C++ was not created for GPU-based parallel computing, and the standard forms of the language do not have the features necessary to capitalize on all the benefits of AMD’s GPU environment. A programmer who wants to engage the full range of parallel programming options needs to use some form of C++ language extension. In addition to its support for standards-based C++, HCC supports a pair of important parallel programming extensions:

  • C++ AMP (Accelerated Massive Parallelism) – Microsoft’s extension for HPC programming and GPU support.
  • HC (Heterogeneous Computing) – AMD’s own GPU-ready API.

Support for C++ AMP provides an easy transition for programmers who are accustomed to the Microsoft Visual Studio programming environment. Code written for C++ AMP can compile on HCC without the need to adapt.

According to AMD, the native HC API is “inspired” by AMP; however, “HC has some important differences from C++ AMP, including removing the ‘restrict’ keyword, supporting additional data types in kernels, providing more control over synchronization and data movement, and providing pointer-based memory allocation.”

HCC with the HC and AMP extensions provide a complete solution for GPU-accelerated programming in AMD’s native hardware environment, but one piece of the puzzle remains.

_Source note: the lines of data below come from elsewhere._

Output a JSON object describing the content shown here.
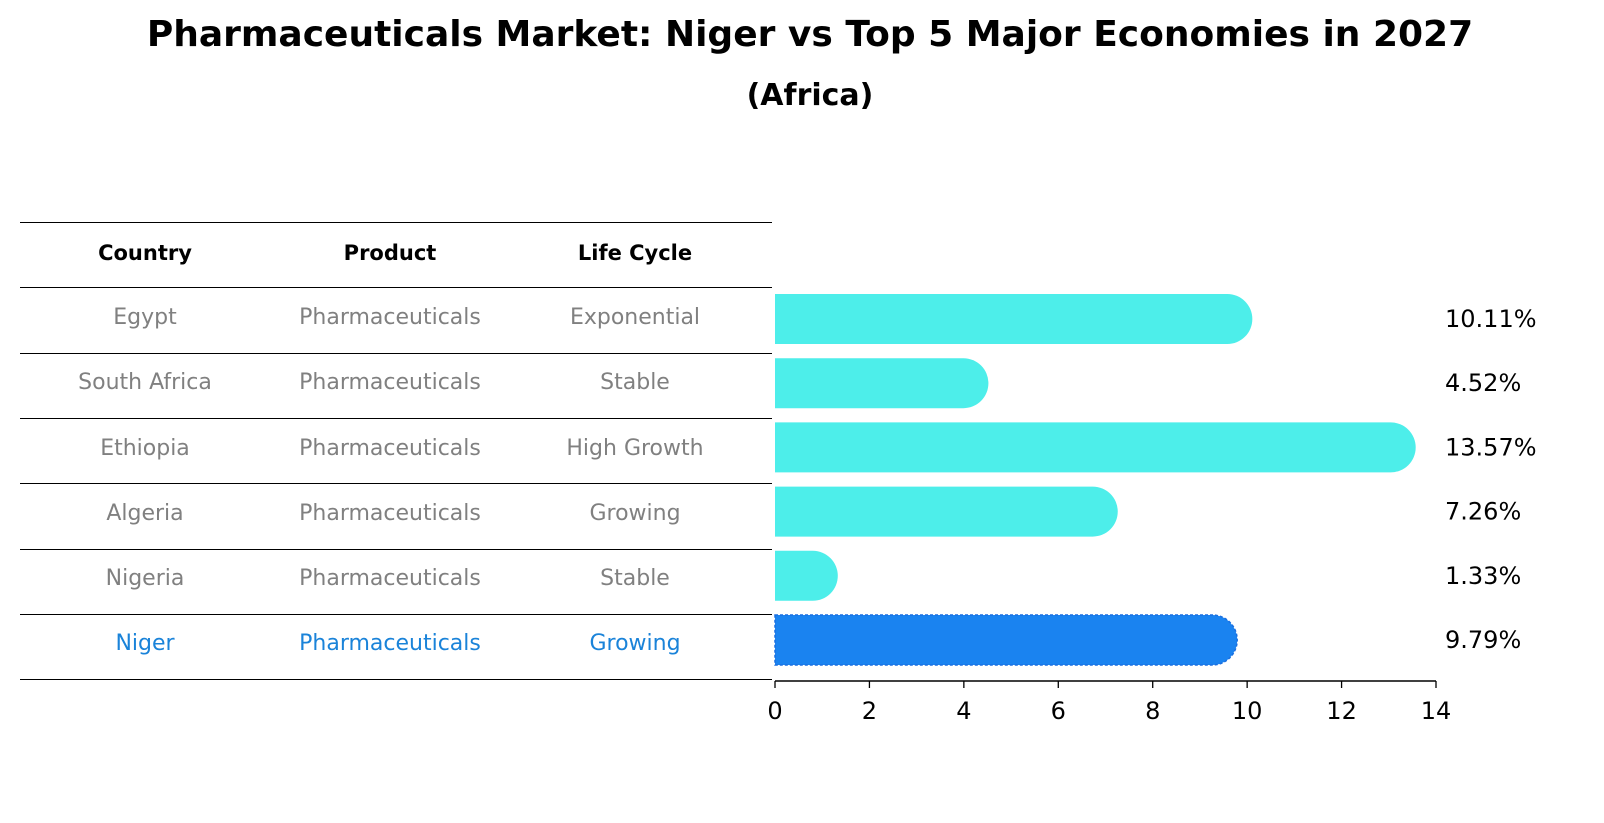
{
  "title": "Pharmaceuticals Market: Niger vs Top 5 Major Economies in 2027",
  "subtitle": "(Africa)",
  "table": {
    "headers": [
      "Country",
      "Product",
      "Life Cycle"
    ],
    "rows": [
      [
        "Egypt",
        "Pharmaceuticals",
        "Exponential"
      ],
      [
        "South Africa",
        "Pharmaceuticals",
        "Stable"
      ],
      [
        "Ethiopia",
        "Pharmaceuticals",
        "High Growth"
      ],
      [
        "Algeria",
        "Pharmaceuticals",
        "Growing"
      ],
      [
        "Nigeria",
        "Pharmaceuticals",
        "Stable"
      ],
      [
        "Niger",
        "Pharmaceuticals",
        "Growing"
      ]
    ],
    "highlight_row": 5
  },
  "colors": {
    "bar": "#4deeea",
    "highlight_bar": "#1a83f0",
    "highlight_text": "#1a83d9",
    "body_text": "#808080"
  },
  "chart_data": {
    "type": "bar",
    "orientation": "horizontal",
    "categories": [
      "Egypt",
      "South Africa",
      "Ethiopia",
      "Algeria",
      "Nigeria",
      "Niger"
    ],
    "values": [
      10.11,
      4.52,
      13.57,
      7.26,
      1.33,
      9.79
    ],
    "value_labels": [
      "10.11%",
      "4.52%",
      "13.57%",
      "7.26%",
      "1.33%",
      "9.79%"
    ],
    "xlim": [
      0,
      14
    ],
    "xticks": [
      0,
      2,
      4,
      6,
      8,
      10,
      12,
      14
    ],
    "highlight": "Niger",
    "xlabel": "",
    "ylabel": ""
  }
}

The goal of ROCm is to build a language- and vendor-neutral programming environment, and to do so, the ROCm developers knew they would need to build a bridge to the CUDA environment and the hundreds of programs and frameworks designed to work with CUDA. What they really wanted was a way to write code once and then compile it for either the CUDA environment or the HCC/​AMD environment. The solution to this problem is perhaps the most innovative part of the ROCm stack: Heterogeneous-Compute Interface for Portability, also known as HIP.